Pagi-pagi buta, kami sudah dibangunkan oleh sang pemandu yang akan mengantar melihat sunrise di Puncak Sikunir. Perjalanan menuju lembah Sikunir ditempuh dengan menunggangi ELF selama sekitar 30 menit. *maaf ya Fans Suju* Dari dasar Sikunir, kita harus menempuh jalan setapak yang naik sepanjang 800 meter (kata Pemandu) untuk menuju puncaknya. Bagi yang tak biasa berolahraga malam, mungkin perjalanan ini akan terasa cukup berat karena medan yang menanjak dan gelap sepanjang jalan. Setelah kurang lebih mendaki selama 30 menit, sampailah kami di puncaknya. Dan yang bikin kami terkejut adalah: ADA PENJUAL POP MIE DI PUNCAKNYA!

Anyway, matahari terbit di puncak Sikunir sangatlah indah. Kalau kata orang, mirip telur mata sapi walaupun kita tahu sapi itu tak bertelur. Enjoy it!

Sunrise!

Amazingly beautiful!

Bombom (baju putih di bawah, wajah sengaja disamarkan dari lahir)


Wonosobo, Minggu pukul 12:00

Dalam perjalanan pulang menuju Jakarta, rombongan mampir sejenak di Wonosobo untuk menikmati makanan khas Wonosobo yaitu Mie Ongklok. Kebetulan kali itu, Kios Mie Ongklok Pak Muhadi yang mendapatkan durian runtuh. Mie Ongklok ini seperti Mie Koclok Cirebon, tapi disajikan dengan bumbu kacang. Paduannya adalah sate sapi, yang dimasak dengan cara didendeng mirip-mirip seperti Sate Kalong Cirebon. Rasanya? Jangan ditanya. Bikin kangen!

Mie Ongklok, makanan khas Wonosobo

Penampakan Mie Ongklok

Karena lalu lintas yang padat, kami baru tiba di Jakarta pada tengah malam.
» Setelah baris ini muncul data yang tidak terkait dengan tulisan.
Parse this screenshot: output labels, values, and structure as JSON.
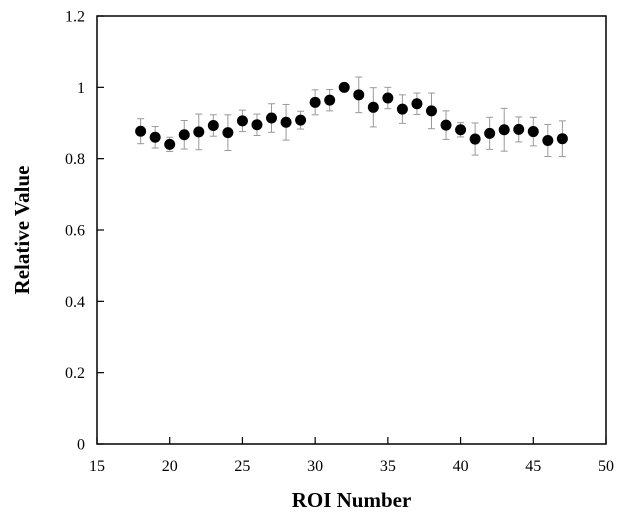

Perjalanan ke barat sendiri berlangsung menyenangkan, banyak pengalaman baru bersama teman-teman baru. Untuk biaya, trip yang berlangsung dari tanggal 11-13 Mei 2012 dan difasilitasi oleh @Tukang_Jalan ini biayanya sekitar lima ratus ribuan all in per kepala atas. Info lengkap mengenai trip mereka, bisa dicek di www.tukangjalan.com

(Sebagai bacaan tambahan, @FaraFaya juga menulis mengenai #DiengTrip ini di sini)

***


Dieng, Minggu pukul 01:00

Karena tak bisa tidur lagi, saya pun berbincang dengan pemandu kami mengenai peristiwa mistis yang terjadi di Dieng dan dia bercerita bahwa memang sudah banyak hal-hal aneh yang terjadi di sini.

“Namanya juga tempat wingit*, ga boleh bersikap sembarangan di sini.”
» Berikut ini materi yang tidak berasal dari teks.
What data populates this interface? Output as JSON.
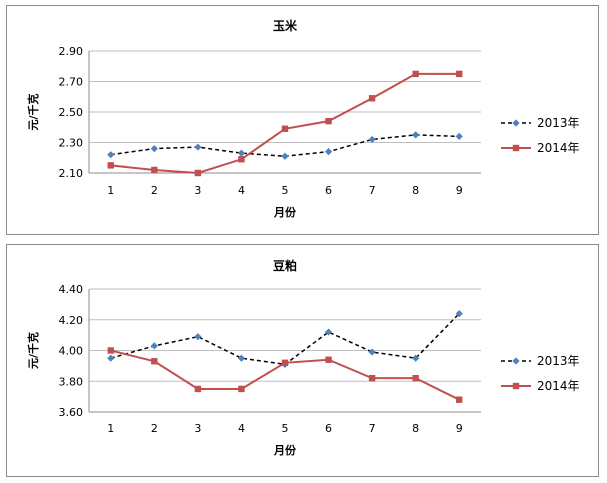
{
  "chart_data": [
    {
      "type": "line",
      "title": "玉米",
      "xlabel": "月份",
      "ylabel": "元/千克",
      "categories": [
        "1",
        "2",
        "3",
        "4",
        "5",
        "6",
        "7",
        "8",
        "9"
      ],
      "ylim": [
        2.1,
        2.9
      ],
      "yticks": [
        "2.10",
        "2.30",
        "2.50",
        "2.70",
        "2.90"
      ],
      "grid": true,
      "legend_position": "right",
      "series": [
        {
          "name": "2013年",
          "values": [
            2.22,
            2.26,
            2.27,
            2.23,
            2.21,
            2.24,
            2.32,
            2.35,
            2.34
          ],
          "color": "#4f81bd",
          "line_color": "#000000",
          "dashed": true,
          "marker": "diamond"
        },
        {
          "name": "2014年",
          "values": [
            2.15,
            2.12,
            2.1,
            2.19,
            2.39,
            2.44,
            2.59,
            2.75,
            2.75
          ],
          "color": "#c0504d",
          "line_color": "#c0504d",
          "dashed": false,
          "marker": "square"
        }
      ]
    },
    {
      "type": "line",
      "title": "豆粕",
      "xlabel": "月份",
      "ylabel": "元/千克",
      "categories": [
        "1",
        "2",
        "3",
        "4",
        "5",
        "6",
        "7",
        "8",
        "9"
      ],
      "ylim": [
        3.6,
        4.4
      ],
      "yticks": [
        "3.60",
        "3.80",
        "4.00",
        "4.20",
        "4.40"
      ],
      "grid": true,
      "legend_position": "right",
      "series": [
        {
          "name": "2013年",
          "values": [
            3.95,
            4.03,
            4.09,
            3.95,
            3.91,
            4.12,
            3.99,
            3.95,
            4.24
          ],
          "color": "#4f81bd",
          "line_color": "#000000",
          "dashed": true,
          "marker": "diamond"
        },
        {
          "name": "2014年",
          "values": [
            4.0,
            3.93,
            3.75,
            3.75,
            3.92,
            3.94,
            3.82,
            3.82,
            3.68
          ],
          "color": "#c0504d",
          "line_color": "#c0504d",
          "dashed": false,
          "marker": "square"
        }
      ]
    }
  ]
}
Saat itu tiba-tiba Bombom terbangun, sambil merintih kesakitan.

“Aduuuhhh.. Sakiit.. Kaki gue kram.”

Pemandu kami langsung mengambil posisi untuk memijat dan mengurut kaki Bombom.

“Tenang Bom, rileks aja kayak di tripleks.” ucapnya.

Saya yang penasaran, menanyai Bombom yang sudah sadar.

“Tadi belum sembuh Bom? Yang diurut sama Mr.X?”

Bombom cuma bisa bengong.

“Tadi loh, yang elu teriak kesakitan pas jam 12 malam.”

“Hah, apaan ya?”

“Lah, jadi lu ga inget apa-apa tentang kejadian tadi?”

“Eng…ga.”

Entah kejadian apa yang menimpa Bombom waktu itu, hanya Tuhan yang tahu. Wallahualam bi shawab.

*) wingit: keramat; tempat yang dikeramatkan seperti kuburan, tempat ibadah, atau pohon besar.